Even Rover can find a treat there. The bakery makes all-natural dog biscuits, packaged in little Chinese takeout-style boxes. Cat lovers are also offered decorated cakes to celebrate Fluffy’s birthday. Clarke recalls decorating a 10-inch cake with kitty paws, although the confection was not for the cat. Clarke estimates that a cake of that size would serve 18-20 people attending the cat’s birthday party.
It is obvious that no cake-decorating challenge is above Clarke’s reach. Currently, for a wedding in December, she’s planning the details of a rehearsal dinner cake that will be a three-dimensional Christmas tree with real lights. Planning involves sketching her idea on paper with colored pencils to give the bride and groom a good visual concept of the cake.
Clarke credits her art background for the creativity of her pastries and cakes, but she’s committed to taste as well as graphic appeal.
“It doesn’t have to be one or the otherÉ I want both,” she said. “It can be really beautiful, but first and foremost, it’s food. It should be moist and flavorful.”
Now, adding to the motivations in Clarke’s life and career, she has the respect of Roland Mesnier, for whom she baked an apple pie, using his recipe, during the chef’s visit. Mesnier encouraged her to keep doing what she’s doing.

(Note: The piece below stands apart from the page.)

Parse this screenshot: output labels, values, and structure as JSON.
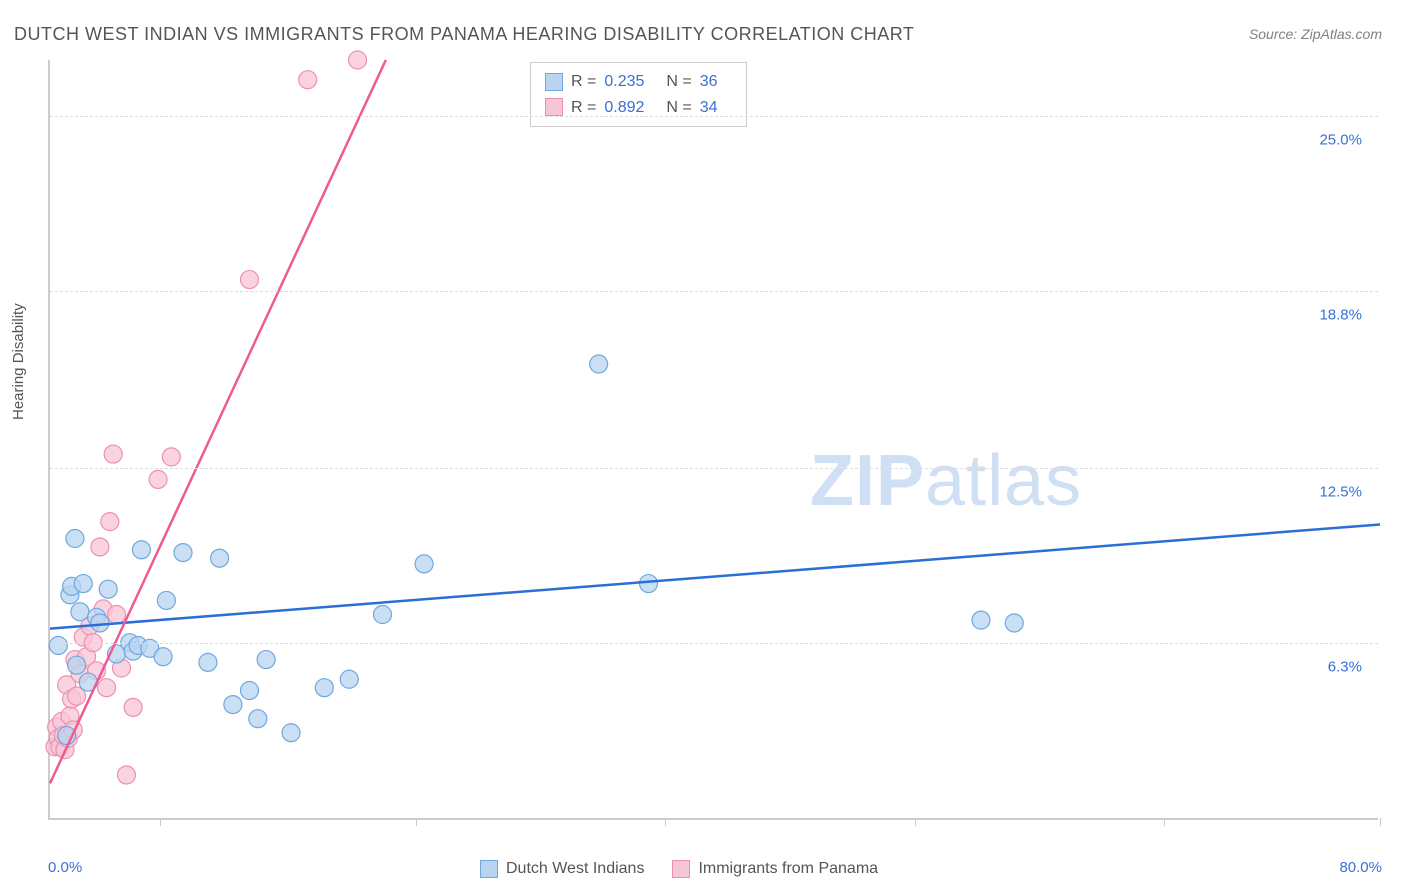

After baking for a world-renowned pastry chef and receiving his approval, many in her position might feel they reached an apex. After all, the bakery was named Carroll’s Best for Best Dessert in 2007 and garnered second place for Best Bakery and Best Coffeehouse. But not Clarke. She is eager to continue to expand the bakery and coffeehouse business; to be a valued meeting place for community groups and book clubs; to be the preferred dessert and coffee destination for local diners, as well as high school and college kids; and to be a lively place for art exhibits and entertainment, such as the live music Starry Night hosts on Saturday nights and the book signing and lecture given by Roland Mesnier last July.
Oh, the name: Inspired by a camping trip to Idaho in 1995, when the young Shannon, recently graduated from high school, looked up into the night sky and saw shooting stars everywhere. It was a defining moment.